Waswas China dan The Fed, Harga Minyak Jeblok

Jakarta, CNBC Indonesia - Harga minyak melemah pada perdagangan Kamis (17/8/2023), kendati stok minyak mentah Amerika Serikat (AS) turun signifikan seiring investor khawatir terhadap ekonomi China di tengah ekspektasi ketatnya pasokan di negeri Paman Sam.
Minyak mentah Brent kontrak Oktober turun 0,35% secara harian ke US$83,16 per barel, sedangkan minyak mentah West Texas Intermediate (WTI) AS melemah 0,43 menjadi US$78,68 per barel.
Dengan ini, harga minyak mentah melemah selama 4 hari beruntun atau sejak Senin (14/8) lalu.
Kedua benchmark kontrak berjangka minyak mentah tersrbut berada di level terendah sejak 8 Agustus.
Persediaan minyak mentah AS turun hampir 6 juta barel pekan lalu seiring ekspor yang kuat dan laju penyulingan, meskipun produksi minyak mentah naik ke level tertinggi sejak pandemi virus corona menekan konsumsi bahan bakar, menurut data Administrasi Informasi Energi (EIA) pada Rabu.
Namun, produk yang dipasok bensin turun 451.000 barel per hari dalam seminggu karena puncak musim mengemudi hampir berakhir.
"Penurunan minggu ini hanya mengimbangi kenaikan 6 juta barel yang tidak terduga minggu lalu dan melihat ke depan untuk minggu depan, kita dapat melihat penurunan tajam dalam ekspor yang kemungkinan akan mendorong peningkatan stok minyak mentah kontra-musiman," kata Jim Ritterbusch, presiden Ritterbusch and Associates. LLC di Galena, Illinois, dikutip Reuters, Kamis (17/8).

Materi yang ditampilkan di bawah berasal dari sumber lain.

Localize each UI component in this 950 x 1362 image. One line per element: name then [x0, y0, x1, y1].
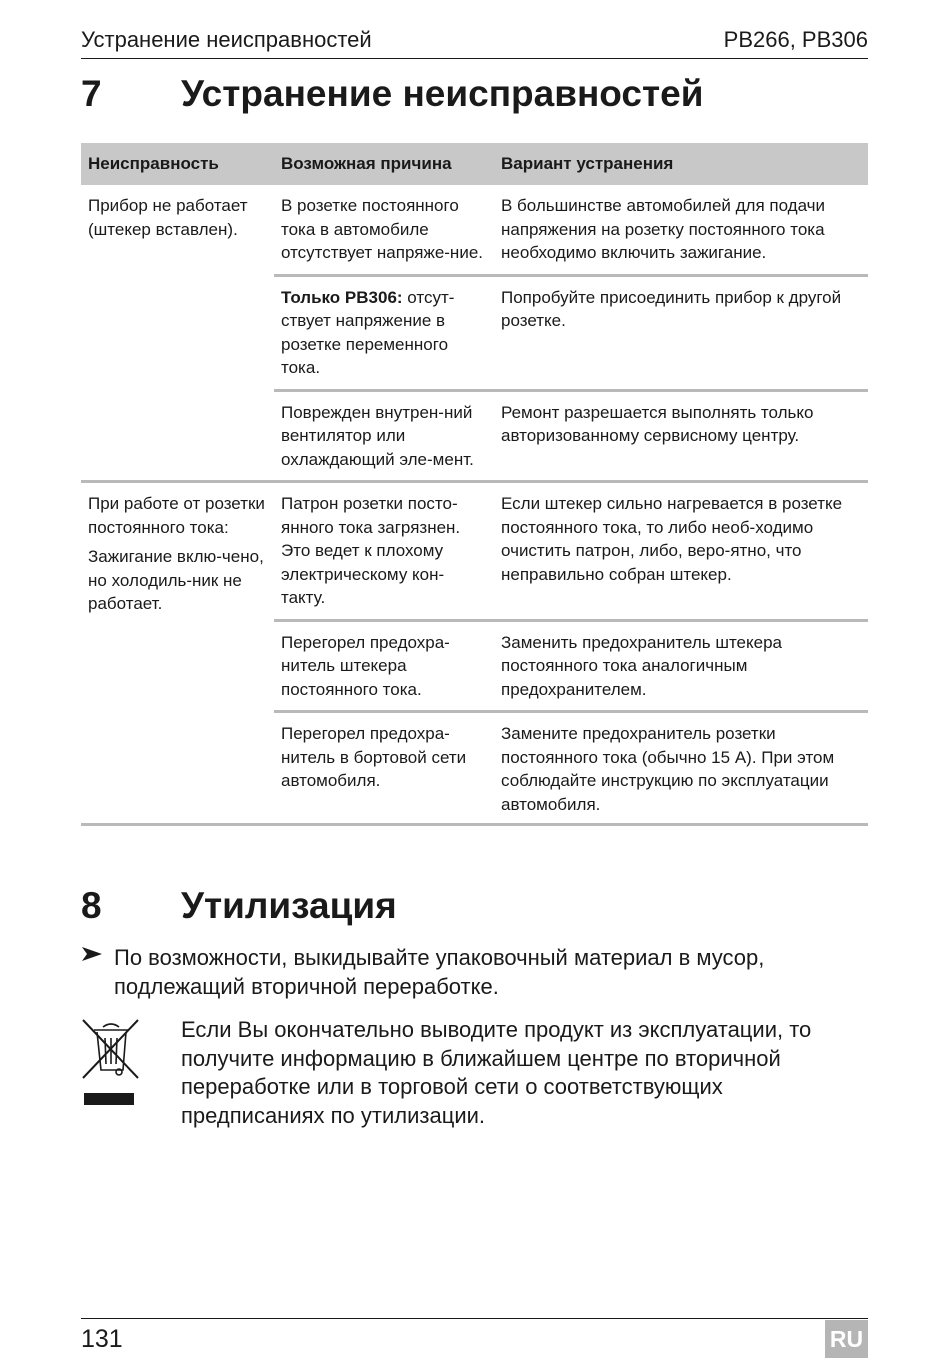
section-8-number: 8: [81, 885, 102, 926]
column-header-remedy: Вариант устранения: [494, 143, 868, 185]
fault-text: Прибор не работает (штекер вставлен).: [88, 196, 248, 239]
remedy-cell: Если штекер сильно нагревается в розетке постоянного тока, то либо необ-ходимо очистить патрон, либо, веро-ятно, что неправильно собран штекер.: [494, 482, 868, 621]
weee-disposal-text: Если Вы окончательно выводите продукт из эксплуатации, то получите информацию в ближайшем центре по вторичной переработке или в торговой сети о соответствующих предписаниях по утилизации.: [181, 1017, 812, 1128]
table-row: [81, 185, 868, 275]
cause-cell: Перегорел предохра-нитель штекера постоянного тока.: [274, 620, 494, 712]
fault-cell: [81, 185, 274, 482]
cause-cell: В розетке постоянного тока в автомобиле отсутствует напряже-ние.: [281, 196, 483, 262]
cause-cell: Перегорел предохра-нитель в бортовой сети автомобиля.: [274, 712, 494, 825]
remedy-cell: Ремонт разрешается выполнять только авторизованному сервисному центру.: [494, 390, 868, 482]
section-8-heading: [81, 884, 868, 928]
column-header-fault: Неисправность: [81, 143, 274, 185]
section-7-number: 7: [81, 73, 102, 114]
crossed-out-wheelie-bin-icon: [81, 1018, 141, 1110]
cause-cell: Поврежден внутрен-ний вентилятор или охлаждающий эле-мент.: [274, 390, 494, 482]
cause-cell: [274, 275, 494, 390]
troubleshooting-table: [81, 143, 868, 826]
page-number: 131: [81, 1325, 123, 1353]
table-header-row: [81, 143, 868, 185]
fault-text: Зажигание вклю-чено, но холодиль-ник не работает.: [88, 547, 264, 613]
header-model-names: PB266, PB306: [723, 27, 868, 52]
remedy-cell: Заменить предохранитель штекера постоянного тока аналогичным предохранителем.: [494, 620, 868, 712]
cause-text: отсут-ствует напряжение в розетке переменного тока.: [281, 287, 455, 377]
arrow-bullet-icon: [81, 943, 103, 972]
fault-text: При работе от розетки постоянного тока:: [88, 494, 265, 537]
section-8-title: Утилизация: [181, 885, 397, 926]
disposal-instruction-text: По возможности, выкидывайте упаковочный материал в мусор, подлежащий вторичной переработке.: [114, 945, 765, 999]
table-row: [81, 482, 868, 621]
header-chapter-title: Устранение неисправностей: [81, 27, 372, 52]
section-7-title: Устранение неисправностей: [181, 73, 704, 114]
running-header: [81, 26, 868, 59]
footer-divider: [81, 1318, 868, 1319]
remedy-cell: Попробуйте присоединить прибор к другой розетке.: [494, 275, 868, 390]
remedy-cell: Замените предохранитель розетки постоянного тока (обычно 15 А). При этом соблюдайте инструкцию по эксплуатации автомобиля.: [494, 712, 868, 825]
cause-cell: Патрон розетки посто-янного тока загрязнен. Это ведет к плохому электрическому кон-такту.: [274, 482, 494, 621]
language-badge: RU: [825, 1320, 868, 1358]
remedy-cell: В большинстве автомобилей для подачи напряжения на розетку постоянного тока необходимо включить зажигание.: [501, 196, 826, 262]
fault-cell: [81, 482, 274, 825]
cause-model-note: Только PB306:: [281, 287, 403, 307]
column-header-cause: Возможная причина: [274, 143, 494, 185]
section-7-heading: [81, 72, 868, 116]
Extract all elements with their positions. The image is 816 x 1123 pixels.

Harga minyak juga jatuh bersama dengan bursa saham AS, Wall Street, setelah rilis risalah bank sentral the Federal Reserve (Fed) menunjukkan pendapat pejabat bank sentral terbagi soal perlunya kenaikan suku bunga lebih lanjut pada pertemuan terakhir mereka.
Suku bunga yang lebih tinggi meningkatkan biaya pinjaman untuk bisnis dan konsumen, yang dapat memperlambat pertumbuhan ekonomi dan mengurangi permintaan minyak.
Perekonomian China yang lesu tetap menjadi fokus investor, setelah angka penjualan ritel, output industri dan investasi gagal memenuhi ekspektasi, memicu kekhawatiran atas perlambatan yang lebih dalam dan bertahan lebih lama.
Angka aktivitas pada Juli telah memicu kekhawatiran, China mungkin berjuang untuk memenuhi target pertumbuhannya sekitar 5% untuk tahun ini tanpa stimulus fiskal lebih lanjut, dan meminta pihak berwenang untuk mengambil langkah tegas.
Tanpa memberikan perincian, rapat kabinet yang dipimpin pada hari Rabu oleh Perdana Menteri Li Qiang mengatakan China akan terus memberlakukan kebijakan yang bertujuan untuk meningkatkan konsumsi dan mempromosikan investasi.
Baik grup OPEC+, yang terdiri dari Organisasi Negara Pengekspor Minyak dan sekutunya, serta Badan Energi Internasional (IEA) mengandalkan China--importir minyak terbesar dunia--untuk menggembleng permintaan minyak mentah selama sisa 2023.
Pemangkasan pasokan oleh Arab Saudi dan Rusia telah mendorong kenaikan harga minyak selama tujuh minggu terakhir. Angka yang diterbitkan hari Rabu menunjukkan bahwa ekspor minyak mentah Riyadh turun ke level terendah sejak September 2021.